Vogelnester: Zu Wasser, zu Lande und im Gebüsch
»Vögel, die sich bei der Verwendung von Materialien fast immer an die Gegebenheiten anpassen, sind selbst auf dem Lande oft sehr exzentrisch bei der Wahl ihres Nistplatzes«, berichtete 1870 ein nur mit C. W. W. bezeichneter Autor in »Nature«. »Ich habe ein Nest einer Mönchsgrasmücke gesehen, das aus gewöhnlichen Materialien gebaut wurde, und zwar in einem offenen Blumentopf, der auf der Spitze einer Gartenmauer stand. Offensichtlich gab es dafür keinen Grund, da es in der Nähe viele Hecken und Böschungen gibt. Aber in der Nähe von London kann man den Vögeln eine Entschuldigung für ihre Exzentrik zugestehen«, schrieb er weiter.
Ob der Nistplatz nun exzentrisch ist oder nicht, eine so exponierte Stelle wie bei dieser Mönchsgrasmücke ist nicht die Regel. Im Gegenteil, Vögel bauen ihre Nester oft im Verborgenen oder an unzugänglichen Stellen, damit Eier und Nachwuchs gut geschützt sind. Mancher Gartenbesitzer entdeckt im Herbst in den blattlosen Gebüschen verblüfft Vogelnester in nächster Nähe, die den Sommer über unsichtbar gewesen waren. Vögel wenden viel Zeit und Energie für den Bau der Nester auf, die meistens so gut getarnt sind, dass man sie nur selten zu Gesicht bekommt.
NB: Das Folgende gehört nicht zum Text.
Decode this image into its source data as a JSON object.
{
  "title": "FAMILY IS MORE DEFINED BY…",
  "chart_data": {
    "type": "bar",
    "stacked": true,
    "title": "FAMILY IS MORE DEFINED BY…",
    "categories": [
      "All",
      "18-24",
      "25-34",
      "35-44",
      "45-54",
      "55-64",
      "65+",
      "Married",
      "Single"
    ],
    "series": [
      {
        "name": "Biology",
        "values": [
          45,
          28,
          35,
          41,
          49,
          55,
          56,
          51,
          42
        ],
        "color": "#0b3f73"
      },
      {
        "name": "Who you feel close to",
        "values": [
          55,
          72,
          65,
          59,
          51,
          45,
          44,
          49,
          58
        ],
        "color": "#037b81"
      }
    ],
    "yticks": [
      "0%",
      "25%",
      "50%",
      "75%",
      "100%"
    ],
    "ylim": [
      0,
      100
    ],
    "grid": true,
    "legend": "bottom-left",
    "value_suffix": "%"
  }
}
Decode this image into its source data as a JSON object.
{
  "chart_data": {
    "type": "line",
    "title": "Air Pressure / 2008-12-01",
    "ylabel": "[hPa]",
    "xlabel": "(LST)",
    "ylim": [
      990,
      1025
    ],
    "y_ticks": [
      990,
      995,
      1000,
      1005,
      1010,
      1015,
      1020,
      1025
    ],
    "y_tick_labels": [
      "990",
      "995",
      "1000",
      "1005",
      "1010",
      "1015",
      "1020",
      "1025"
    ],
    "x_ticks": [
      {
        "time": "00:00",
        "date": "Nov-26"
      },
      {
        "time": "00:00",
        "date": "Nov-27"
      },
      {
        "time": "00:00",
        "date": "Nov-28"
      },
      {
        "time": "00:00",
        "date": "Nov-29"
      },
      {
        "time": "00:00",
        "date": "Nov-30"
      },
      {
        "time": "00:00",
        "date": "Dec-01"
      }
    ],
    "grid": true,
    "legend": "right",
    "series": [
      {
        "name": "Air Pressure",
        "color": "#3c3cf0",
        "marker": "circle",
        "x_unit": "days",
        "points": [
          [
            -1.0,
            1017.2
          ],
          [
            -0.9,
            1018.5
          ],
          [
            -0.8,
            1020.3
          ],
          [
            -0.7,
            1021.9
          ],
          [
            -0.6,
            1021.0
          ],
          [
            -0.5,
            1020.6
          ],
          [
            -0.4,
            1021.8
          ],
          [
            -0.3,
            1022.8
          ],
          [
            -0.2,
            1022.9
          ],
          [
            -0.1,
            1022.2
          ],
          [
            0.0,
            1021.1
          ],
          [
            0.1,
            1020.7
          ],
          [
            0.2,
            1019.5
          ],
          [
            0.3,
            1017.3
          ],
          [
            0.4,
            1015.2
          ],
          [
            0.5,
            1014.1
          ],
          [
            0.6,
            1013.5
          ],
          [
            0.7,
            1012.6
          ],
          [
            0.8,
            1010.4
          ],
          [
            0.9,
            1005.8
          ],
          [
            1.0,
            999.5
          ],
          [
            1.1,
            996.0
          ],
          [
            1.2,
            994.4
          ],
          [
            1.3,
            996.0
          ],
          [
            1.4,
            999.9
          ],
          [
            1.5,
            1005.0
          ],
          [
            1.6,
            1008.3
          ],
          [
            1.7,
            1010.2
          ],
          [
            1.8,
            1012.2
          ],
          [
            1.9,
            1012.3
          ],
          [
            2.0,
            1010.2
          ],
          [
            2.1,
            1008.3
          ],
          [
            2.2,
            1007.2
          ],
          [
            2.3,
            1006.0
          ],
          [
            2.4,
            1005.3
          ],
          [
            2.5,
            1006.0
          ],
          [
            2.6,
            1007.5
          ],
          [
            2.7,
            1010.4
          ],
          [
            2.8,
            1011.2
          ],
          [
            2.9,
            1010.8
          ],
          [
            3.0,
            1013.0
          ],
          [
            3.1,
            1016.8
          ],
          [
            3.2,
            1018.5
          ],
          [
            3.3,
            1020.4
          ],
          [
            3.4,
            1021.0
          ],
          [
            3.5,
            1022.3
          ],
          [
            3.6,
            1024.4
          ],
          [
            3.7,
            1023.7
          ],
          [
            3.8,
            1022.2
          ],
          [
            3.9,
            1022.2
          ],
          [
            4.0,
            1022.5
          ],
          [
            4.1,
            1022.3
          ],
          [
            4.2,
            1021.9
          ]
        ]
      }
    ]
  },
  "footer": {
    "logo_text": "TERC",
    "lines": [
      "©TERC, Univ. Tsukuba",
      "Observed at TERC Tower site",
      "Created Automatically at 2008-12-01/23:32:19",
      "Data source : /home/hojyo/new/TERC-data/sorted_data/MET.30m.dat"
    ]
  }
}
Vögel wie Störche, Adler oder Graureiher leisten sich hingegen öfter gut sichtbare Einzelhorste, manchmal auch in großen oder kleinen Kolonien angelegt. Vogelnester findet man auf der ganzen Welt, von der Arktis bis in die Tropen, sie sind mal mehr, mal weniger kompliziert gebaut und so charakteristisch, dass man Vogelart und Nest immer sicher zuordnen kann. Die größten Nester bauen Adler und die kleinsten die Kolibris, deren Nester nicht größer als eine Walnussschale sind. Aber wie bauen die Vögel, und woher wissen sie, wie und wo sie das machen können? Und wieso variieren Nestdesign und Materialien derartig, von Felsspalten bis hin zu meterhohen Bruthügeln?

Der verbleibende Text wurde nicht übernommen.